- Developer: Melon Dezign
- Publisher: Interactivision
- Programmer: Jacob Gorm Hansen
- Artist: Henrik Mikkelsen
- Platforms: Amiga, Amiga CD32
- Release: 1994
- Genre: Platform

= Naughty Ones =

1994 video game

Naughty Ones is a platform game for the Amiga and Amiga CD32 released by Interactivision in early 1994. The game was programmed by Jacob Gorm Hansen (Paleface) and the graphics were done by Henrik Mikkelsen (Seen), both from the demo group Melon Dezign. The game originally released for a cost of £25.99 and required 1 MB of storage.

== Gameplay ==
Naughty Ones is a platformer game that allows for single player or simultaneous two player play. Players control one of the two naughty ones, John and Jim. The game consists of five worlds that must be beaten before a boss fight with an evil king. The words consist of linked rooms, and the player must find a key in each room to move on to the next. Each level contains various powerups and enemies.

== Reception ==
Naughty Ones generally received favorable reviews upon release. Its gameplay and handling were praised by reviews, but the soundtrack was less positively received.
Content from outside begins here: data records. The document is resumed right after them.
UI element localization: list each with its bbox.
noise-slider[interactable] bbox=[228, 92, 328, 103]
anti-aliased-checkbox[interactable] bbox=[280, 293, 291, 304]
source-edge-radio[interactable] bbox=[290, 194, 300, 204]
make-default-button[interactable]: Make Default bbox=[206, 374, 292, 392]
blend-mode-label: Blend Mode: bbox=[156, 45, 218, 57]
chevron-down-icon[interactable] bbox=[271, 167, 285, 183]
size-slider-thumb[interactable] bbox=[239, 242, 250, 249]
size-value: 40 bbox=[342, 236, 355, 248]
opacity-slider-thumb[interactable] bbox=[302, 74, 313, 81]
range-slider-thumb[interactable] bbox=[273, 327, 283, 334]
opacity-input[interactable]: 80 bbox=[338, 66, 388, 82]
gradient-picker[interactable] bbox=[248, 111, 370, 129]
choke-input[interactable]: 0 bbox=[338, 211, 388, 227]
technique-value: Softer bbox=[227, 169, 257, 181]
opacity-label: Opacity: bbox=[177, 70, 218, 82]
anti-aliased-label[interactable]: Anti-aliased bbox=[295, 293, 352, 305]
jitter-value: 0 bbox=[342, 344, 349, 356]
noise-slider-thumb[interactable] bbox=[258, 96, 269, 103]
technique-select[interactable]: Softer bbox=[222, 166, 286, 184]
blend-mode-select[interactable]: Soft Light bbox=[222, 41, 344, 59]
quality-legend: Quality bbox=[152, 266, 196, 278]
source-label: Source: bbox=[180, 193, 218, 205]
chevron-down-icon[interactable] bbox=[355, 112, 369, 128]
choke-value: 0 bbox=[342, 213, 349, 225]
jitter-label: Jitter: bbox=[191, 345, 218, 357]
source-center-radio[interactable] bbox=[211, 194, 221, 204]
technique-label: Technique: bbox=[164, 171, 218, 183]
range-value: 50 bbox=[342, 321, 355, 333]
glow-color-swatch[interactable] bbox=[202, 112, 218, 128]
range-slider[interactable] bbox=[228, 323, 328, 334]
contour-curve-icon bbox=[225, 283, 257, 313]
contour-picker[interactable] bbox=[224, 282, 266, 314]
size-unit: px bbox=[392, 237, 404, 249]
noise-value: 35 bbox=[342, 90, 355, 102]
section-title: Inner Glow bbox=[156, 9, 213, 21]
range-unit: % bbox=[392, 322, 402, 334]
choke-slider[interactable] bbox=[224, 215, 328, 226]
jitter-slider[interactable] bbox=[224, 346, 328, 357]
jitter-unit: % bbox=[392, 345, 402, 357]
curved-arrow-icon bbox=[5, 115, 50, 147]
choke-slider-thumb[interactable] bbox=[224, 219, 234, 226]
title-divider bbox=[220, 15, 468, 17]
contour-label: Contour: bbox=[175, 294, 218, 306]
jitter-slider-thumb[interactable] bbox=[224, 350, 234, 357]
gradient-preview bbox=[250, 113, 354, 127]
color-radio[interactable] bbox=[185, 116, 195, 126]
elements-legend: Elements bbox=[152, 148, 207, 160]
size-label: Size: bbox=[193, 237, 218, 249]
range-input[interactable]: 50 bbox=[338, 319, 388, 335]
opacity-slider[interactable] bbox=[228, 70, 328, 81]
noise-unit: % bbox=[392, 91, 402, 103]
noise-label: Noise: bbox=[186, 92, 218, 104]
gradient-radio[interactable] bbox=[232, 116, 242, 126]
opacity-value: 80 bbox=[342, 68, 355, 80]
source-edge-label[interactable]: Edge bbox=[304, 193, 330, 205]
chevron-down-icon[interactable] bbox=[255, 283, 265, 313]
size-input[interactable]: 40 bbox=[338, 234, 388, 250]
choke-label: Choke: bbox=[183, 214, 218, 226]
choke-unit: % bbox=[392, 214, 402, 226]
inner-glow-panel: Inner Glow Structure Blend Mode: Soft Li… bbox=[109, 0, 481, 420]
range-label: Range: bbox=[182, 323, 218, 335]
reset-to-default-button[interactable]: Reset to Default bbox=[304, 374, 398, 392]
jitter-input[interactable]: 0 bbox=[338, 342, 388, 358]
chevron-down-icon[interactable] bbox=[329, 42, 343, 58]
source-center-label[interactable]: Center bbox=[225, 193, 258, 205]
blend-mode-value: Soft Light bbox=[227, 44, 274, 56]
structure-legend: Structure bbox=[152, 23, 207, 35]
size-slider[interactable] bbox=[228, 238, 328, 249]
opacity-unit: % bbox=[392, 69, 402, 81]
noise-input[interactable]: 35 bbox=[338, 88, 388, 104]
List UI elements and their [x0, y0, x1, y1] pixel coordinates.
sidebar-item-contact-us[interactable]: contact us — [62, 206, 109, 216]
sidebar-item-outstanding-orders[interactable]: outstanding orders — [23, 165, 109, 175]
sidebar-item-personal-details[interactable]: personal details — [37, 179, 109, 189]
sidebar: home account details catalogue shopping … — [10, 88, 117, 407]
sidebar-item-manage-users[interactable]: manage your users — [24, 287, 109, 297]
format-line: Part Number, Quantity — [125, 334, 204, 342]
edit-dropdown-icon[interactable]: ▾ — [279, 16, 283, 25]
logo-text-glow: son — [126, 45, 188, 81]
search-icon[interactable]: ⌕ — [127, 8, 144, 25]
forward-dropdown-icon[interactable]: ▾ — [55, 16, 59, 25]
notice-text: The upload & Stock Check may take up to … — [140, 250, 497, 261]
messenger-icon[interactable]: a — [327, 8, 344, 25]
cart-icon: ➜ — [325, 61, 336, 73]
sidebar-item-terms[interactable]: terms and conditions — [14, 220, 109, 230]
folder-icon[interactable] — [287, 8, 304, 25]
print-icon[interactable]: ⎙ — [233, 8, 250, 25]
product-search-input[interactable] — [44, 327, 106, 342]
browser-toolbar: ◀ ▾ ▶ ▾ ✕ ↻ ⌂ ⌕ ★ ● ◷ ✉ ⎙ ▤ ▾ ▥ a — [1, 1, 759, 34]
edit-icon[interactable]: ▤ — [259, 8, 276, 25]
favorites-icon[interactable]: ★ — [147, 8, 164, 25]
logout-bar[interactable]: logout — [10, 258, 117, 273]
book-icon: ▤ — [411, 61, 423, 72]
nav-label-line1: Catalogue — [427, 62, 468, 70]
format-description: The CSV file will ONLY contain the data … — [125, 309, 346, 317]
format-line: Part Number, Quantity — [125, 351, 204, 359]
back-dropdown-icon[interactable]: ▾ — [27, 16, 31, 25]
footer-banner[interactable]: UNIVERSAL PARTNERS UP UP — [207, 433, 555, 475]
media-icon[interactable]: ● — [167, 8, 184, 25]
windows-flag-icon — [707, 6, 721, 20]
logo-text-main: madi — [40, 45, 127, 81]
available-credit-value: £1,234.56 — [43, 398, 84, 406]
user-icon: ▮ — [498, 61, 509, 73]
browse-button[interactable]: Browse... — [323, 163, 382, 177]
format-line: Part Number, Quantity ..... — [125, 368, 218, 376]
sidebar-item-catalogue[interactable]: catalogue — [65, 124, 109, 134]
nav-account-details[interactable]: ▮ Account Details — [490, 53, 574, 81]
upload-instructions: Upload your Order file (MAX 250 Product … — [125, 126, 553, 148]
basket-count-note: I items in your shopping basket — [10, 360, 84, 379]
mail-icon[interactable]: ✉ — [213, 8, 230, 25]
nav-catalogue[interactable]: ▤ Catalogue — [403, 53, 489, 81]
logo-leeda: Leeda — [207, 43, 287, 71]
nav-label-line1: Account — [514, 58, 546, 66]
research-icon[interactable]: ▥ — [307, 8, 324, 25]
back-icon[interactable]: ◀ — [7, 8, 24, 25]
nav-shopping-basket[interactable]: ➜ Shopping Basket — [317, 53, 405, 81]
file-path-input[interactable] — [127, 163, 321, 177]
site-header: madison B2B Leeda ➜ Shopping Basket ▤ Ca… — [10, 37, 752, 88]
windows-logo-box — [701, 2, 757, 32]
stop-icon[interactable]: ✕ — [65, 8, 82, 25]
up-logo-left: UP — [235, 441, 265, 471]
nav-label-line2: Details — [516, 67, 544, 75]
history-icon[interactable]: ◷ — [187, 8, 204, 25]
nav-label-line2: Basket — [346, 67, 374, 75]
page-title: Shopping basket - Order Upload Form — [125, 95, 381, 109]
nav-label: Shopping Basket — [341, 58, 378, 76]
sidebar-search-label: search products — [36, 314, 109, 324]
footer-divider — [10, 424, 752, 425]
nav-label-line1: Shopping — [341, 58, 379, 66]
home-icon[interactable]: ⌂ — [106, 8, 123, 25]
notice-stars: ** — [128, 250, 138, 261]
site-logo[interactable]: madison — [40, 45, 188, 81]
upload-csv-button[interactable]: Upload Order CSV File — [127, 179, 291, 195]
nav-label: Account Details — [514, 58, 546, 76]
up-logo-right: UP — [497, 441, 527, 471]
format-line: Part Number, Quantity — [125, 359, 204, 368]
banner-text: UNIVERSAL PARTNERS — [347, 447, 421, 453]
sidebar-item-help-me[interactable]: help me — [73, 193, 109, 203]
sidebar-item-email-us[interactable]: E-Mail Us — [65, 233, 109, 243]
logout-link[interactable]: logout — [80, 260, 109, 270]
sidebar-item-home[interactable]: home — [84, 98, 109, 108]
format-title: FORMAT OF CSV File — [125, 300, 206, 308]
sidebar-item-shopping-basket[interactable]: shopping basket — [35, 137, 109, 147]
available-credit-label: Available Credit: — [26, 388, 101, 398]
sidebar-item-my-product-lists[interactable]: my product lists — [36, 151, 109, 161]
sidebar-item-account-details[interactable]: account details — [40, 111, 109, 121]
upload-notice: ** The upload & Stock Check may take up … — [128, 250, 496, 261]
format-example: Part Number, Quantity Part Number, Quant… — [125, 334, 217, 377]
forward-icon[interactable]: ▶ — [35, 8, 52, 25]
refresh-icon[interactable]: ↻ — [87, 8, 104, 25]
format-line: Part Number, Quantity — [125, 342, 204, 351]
The floppy disk version was also generally rated higher than the CD32 version. Amiga Format stated that "it can't boast flash graphics or a huge number of levels, but what Naughty Ones has got is stacks of gameplay. It's an original, enjoyable and challenging platform romp" and gave it a score of 86%. Amiga Power called it a "simple", "old-fashioned", and "cute" two-player platform arcade game and gave it a score of 90%. In contrast, the Swedish technology magazine Datormagazin gave it a 2/5.